In situ stress observation in oxide films and how tensile stress influences oxygen ion conduction

Working principle of the multi-beam optical stress sensor (MOSS): 10 × 10 mm2 MgO substrate on the sample holder of the PLD system equipped with MOSS and RHEED. A 3 × 3 array of parallel laser beams (visible as bright spots on the substrate surface) is reflected by the substrate towards a CCD camera that records the relative distance between the laser spots. The paths of two laser beams of the MOSS and of the electron beam of the RHEED are sketched. The growth of a strained layer induces a change of curvature (1/ρ) of the substrate and a change of the direction of the reflected laser beams. The effect of a stress-induced curvature of the substrate is illustrated in cross-section for the case of an in-plane tensile strained film (ρ>0). The relative curvature change is obtained by measuring the change in the relative distance (D−D0)/D0 between the laser beams; D0 being the distance at the beginning of the growth, L the optical path length and α the incident angle. From the CCD image, the MOSS software calculates the average of (D−D0)/D0 using all nine beams.

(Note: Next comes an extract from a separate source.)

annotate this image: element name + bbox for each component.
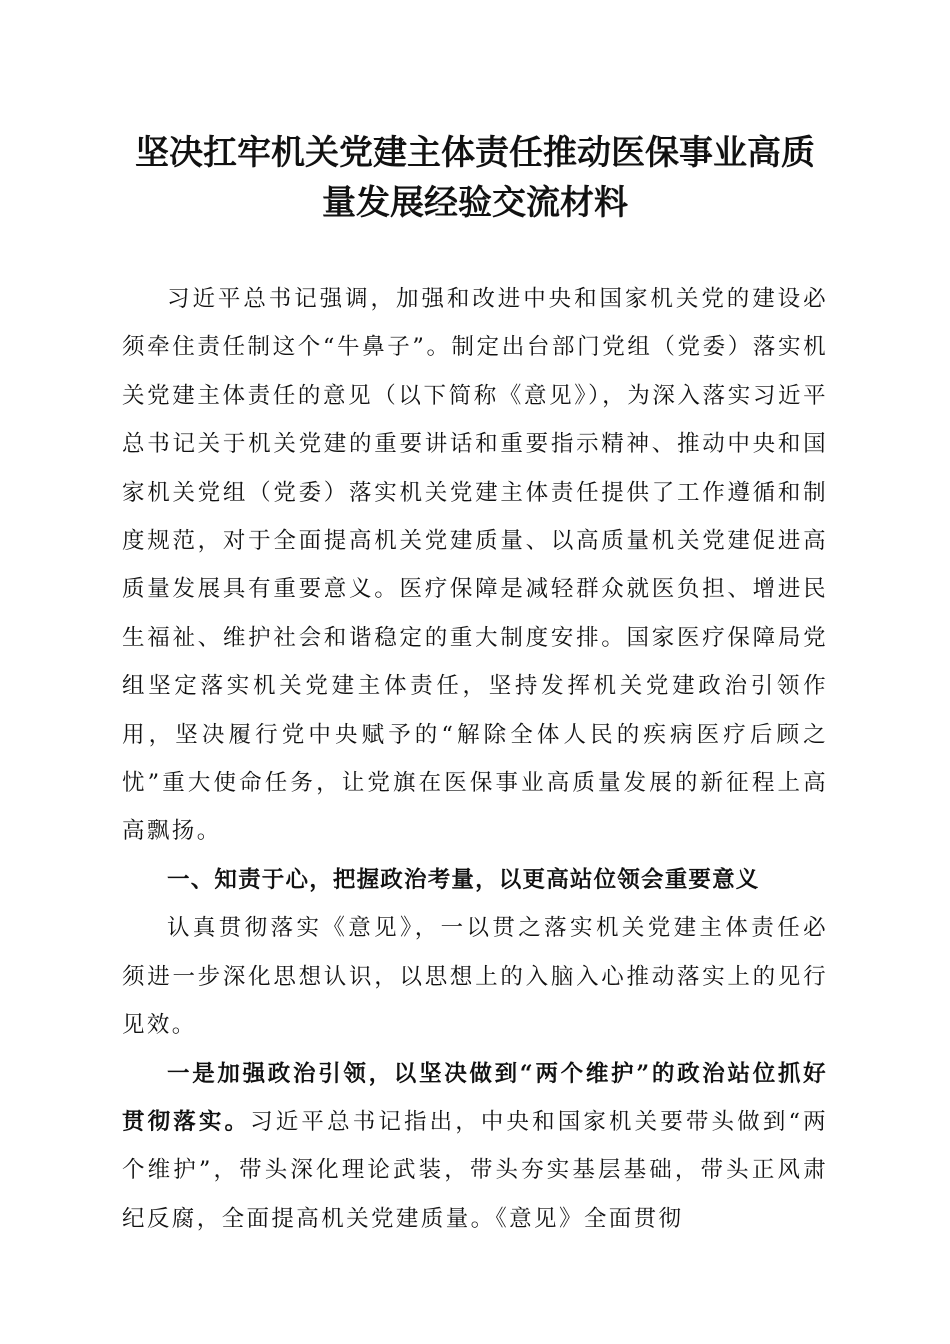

Many properties of materials can be changed by varying the interatomic distances in the crystal lattice by applying stress. Ideal model systems for investigations are heteroepitaxial thin films where lattice distortions can be induced by the crystallographic mismatch with the substrate. Here we describe an in situ simultaneous diagnostic of growth mode and stress during pulsed laser deposition of oxide thin films. The stress state and evolution up to the relaxation onset are monitored during the growth of oxygen ion conducting Ce0.85Sm0.15O2-δ; thin films via optical wafer curvature measurements. Increasing tensile stress lowers the activation energy for charge transport and a thorough characterization of stress and morphology allows quantifying this effect using samples with the conductive properties of single crystals. The combined in situ application of optical deflectometry and electron diffraction provides an invaluable tool for strain engineering in Materials Science to fabricate novel devices with intriguing functionalities.